Can you tell me about your experience in myopia management as a practitioner?

When I was studying at Aston University in 2014, researchers were conducting trials using dual focus lenses off-label for myopia management in children. I was exposed quite early on. Over the years more research has been published and more products have come to the market. This has made myopia management accessible to more children.

When I first heard about myopia management, it was exciting because previously when someone was myopic it was accepted that there was not much we could do about the situation. As children grow, their eyes grow and their myopia progresses. I am somebody who wore glasses from the age of three for myopia and high levels of astigmatism as well. If this was around when I was younger, then perhaps I wouldn’t be so reliant on my glasses.
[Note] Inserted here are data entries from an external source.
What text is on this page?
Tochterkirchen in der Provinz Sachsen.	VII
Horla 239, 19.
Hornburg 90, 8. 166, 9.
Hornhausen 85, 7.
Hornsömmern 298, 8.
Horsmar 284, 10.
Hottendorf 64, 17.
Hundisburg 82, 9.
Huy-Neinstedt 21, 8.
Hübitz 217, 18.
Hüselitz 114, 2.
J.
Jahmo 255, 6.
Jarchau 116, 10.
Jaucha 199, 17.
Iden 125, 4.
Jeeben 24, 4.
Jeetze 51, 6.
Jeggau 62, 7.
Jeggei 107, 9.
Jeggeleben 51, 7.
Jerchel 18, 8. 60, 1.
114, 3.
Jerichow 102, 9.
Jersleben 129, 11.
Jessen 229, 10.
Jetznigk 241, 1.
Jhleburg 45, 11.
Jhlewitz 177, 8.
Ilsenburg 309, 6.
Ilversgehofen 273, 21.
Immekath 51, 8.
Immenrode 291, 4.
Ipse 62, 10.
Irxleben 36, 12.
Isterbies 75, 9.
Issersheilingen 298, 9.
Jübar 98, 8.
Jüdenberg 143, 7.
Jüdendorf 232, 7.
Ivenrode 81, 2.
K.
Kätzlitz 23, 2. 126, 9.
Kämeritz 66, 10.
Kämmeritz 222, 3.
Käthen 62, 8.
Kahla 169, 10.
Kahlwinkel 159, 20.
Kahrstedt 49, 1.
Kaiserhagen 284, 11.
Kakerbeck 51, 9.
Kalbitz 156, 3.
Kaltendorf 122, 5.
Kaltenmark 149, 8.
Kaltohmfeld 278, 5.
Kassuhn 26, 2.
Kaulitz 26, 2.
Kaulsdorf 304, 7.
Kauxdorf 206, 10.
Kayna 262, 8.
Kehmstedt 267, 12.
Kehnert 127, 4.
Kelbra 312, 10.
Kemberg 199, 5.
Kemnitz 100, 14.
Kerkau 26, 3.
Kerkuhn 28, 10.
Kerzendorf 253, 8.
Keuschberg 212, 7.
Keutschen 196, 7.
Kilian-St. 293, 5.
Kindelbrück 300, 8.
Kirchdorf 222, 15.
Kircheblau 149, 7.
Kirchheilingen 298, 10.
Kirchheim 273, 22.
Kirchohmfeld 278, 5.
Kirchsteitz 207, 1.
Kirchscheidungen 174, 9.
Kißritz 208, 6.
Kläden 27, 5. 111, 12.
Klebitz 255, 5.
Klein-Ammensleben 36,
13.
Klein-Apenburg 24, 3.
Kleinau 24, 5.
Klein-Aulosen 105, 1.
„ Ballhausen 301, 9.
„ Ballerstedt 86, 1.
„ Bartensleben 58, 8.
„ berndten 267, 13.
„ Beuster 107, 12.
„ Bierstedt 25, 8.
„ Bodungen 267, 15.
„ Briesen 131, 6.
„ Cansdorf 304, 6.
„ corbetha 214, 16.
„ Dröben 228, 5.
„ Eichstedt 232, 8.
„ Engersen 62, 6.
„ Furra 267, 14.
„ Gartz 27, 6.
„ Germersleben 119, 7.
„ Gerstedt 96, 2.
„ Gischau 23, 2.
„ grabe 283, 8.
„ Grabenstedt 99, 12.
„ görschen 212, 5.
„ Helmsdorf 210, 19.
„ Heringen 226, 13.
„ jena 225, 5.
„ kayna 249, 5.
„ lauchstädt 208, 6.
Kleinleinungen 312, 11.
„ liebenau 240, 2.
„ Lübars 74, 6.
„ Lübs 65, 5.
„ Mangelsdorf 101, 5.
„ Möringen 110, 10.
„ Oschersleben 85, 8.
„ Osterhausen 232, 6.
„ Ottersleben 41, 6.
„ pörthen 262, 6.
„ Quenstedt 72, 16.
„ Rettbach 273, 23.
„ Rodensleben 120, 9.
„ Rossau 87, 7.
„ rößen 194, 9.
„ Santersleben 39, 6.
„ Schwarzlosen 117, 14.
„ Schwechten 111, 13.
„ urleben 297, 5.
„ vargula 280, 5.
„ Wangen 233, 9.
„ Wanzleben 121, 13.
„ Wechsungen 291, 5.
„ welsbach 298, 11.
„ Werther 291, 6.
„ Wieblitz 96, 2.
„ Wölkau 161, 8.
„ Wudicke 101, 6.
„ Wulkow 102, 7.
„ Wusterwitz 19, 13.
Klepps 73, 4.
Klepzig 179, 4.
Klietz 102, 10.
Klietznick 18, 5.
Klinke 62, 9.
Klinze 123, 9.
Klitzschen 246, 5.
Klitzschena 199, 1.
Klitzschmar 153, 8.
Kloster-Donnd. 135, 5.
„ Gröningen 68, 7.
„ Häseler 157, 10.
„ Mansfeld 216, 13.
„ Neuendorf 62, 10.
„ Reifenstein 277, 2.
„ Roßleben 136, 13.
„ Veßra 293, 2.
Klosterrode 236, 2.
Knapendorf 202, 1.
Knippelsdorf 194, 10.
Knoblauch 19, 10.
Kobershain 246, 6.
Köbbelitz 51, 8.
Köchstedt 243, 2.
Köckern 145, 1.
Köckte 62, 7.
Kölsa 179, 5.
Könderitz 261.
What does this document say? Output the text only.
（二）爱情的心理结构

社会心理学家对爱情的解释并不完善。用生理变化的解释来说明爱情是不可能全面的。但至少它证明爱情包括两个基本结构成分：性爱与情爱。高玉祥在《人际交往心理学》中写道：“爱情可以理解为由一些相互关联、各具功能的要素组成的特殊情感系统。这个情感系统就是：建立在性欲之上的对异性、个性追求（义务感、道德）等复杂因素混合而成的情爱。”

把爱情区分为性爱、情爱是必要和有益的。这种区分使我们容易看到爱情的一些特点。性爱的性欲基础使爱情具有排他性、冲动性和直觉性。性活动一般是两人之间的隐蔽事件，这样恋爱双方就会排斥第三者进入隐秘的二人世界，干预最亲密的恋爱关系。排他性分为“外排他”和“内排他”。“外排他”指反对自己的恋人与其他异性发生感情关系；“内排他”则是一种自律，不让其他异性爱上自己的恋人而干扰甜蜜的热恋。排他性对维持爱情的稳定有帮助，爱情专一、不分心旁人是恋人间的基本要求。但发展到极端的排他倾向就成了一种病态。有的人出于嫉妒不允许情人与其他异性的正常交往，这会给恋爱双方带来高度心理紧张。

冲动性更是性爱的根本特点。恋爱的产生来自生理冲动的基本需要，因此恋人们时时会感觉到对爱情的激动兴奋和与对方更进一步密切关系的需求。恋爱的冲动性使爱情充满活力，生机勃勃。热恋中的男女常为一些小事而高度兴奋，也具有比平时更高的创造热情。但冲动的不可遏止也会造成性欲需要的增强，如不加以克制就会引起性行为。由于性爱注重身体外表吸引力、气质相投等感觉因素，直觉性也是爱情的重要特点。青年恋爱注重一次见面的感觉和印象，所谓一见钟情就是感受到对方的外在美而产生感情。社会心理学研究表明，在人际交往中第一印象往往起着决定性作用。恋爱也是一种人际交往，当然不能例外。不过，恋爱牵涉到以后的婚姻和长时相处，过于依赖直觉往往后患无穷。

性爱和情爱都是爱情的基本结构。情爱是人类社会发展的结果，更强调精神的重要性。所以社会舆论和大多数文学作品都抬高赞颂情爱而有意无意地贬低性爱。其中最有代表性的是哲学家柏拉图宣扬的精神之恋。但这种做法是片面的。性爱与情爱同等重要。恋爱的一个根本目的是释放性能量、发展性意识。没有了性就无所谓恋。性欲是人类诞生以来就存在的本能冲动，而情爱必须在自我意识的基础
One of the barriers I see in the field is that practitioners don’t necessarily recommend myopia management because they think patients will be put off by the price. They don’t realise that, especially for parents when it comes to the health of their children, cost is not the biggest factor.

Especially for parents when it comes to the health of their children, cost is not the biggest factor


Can you tell me about your involvement in the GMAC sight sanctuary campaign? Why was this something you wanted to take part in?

Myopia is something I am passionate about. I am active on social media and have previously produced practitioner-facing content, but when the GMAC reached out to me, I thought this was an opportunity to do something that was orientated towards the public. Through the campaign, we got the opportunity to go on Sky News and we did a lot of radio interviews. I got the opportunity to reach a much wider audience than I do in my day-to-day role as an optometrist.

Myopia management will be a key focus in the coming years. These types of campaigns bring optometrists to the forefront so we are seen as healthcare professionals. It helps to change public perception and I think that is a big step in the right direction.

How much awareness do you think there is of myopia management among patients?

For the general public, very little is known about myopia. Even amongst practitioners, the awareness of myopia management is still somewhat patchy. With the multiples adopting myopia management, it is becoming readily available to a wider range of people. That helps with the awareness because parents and patients talk to each other. I think in a few years it will be commonplace for patients to ask about myopia management, rather than us as practitioners raising it during the consultation. As the longer-term research outcomes are published, that will help with practitioner and public acceptance of the benefits that myopia management can offer.

These types of campaigns bring optometrists to the forefront so we are seen as healthcare professionals


How do you think myopia management will evolve in the short and long term?

In the short term, I think we will see more myopia management options emerging. That will encourage competition, and generally cause prices to stabilise. As more products come onto the market, hopefully we will see the range expand – for example, a greater number of myopia management options with toric capability.

I would like to see more research published on dual wear. So many people will say to me ‘I play sport three times a week, so can I get glasses and a contact lens?’ While some practices can offer that on an off-label basis, there is no evidence to support that at the moment. It would be interesting to see whether atropine becomes a viable option here in the UK too. There are also questions about where the prescribing of atropine would take place. It is not currently listed within the formulary of products that optometrists without additional qualifications can offer. Would atropine then need to be administered in a hospital setting?

I would like to see funding available for myopia management – even if it was subsidised, rather than fully funded. We are in a cost of living crisis, so it is understandable that for some patients myopia management is just not feasible at present. If General Opthalmic Services funding, or NHS funding, could become available, I think that would be really helpful.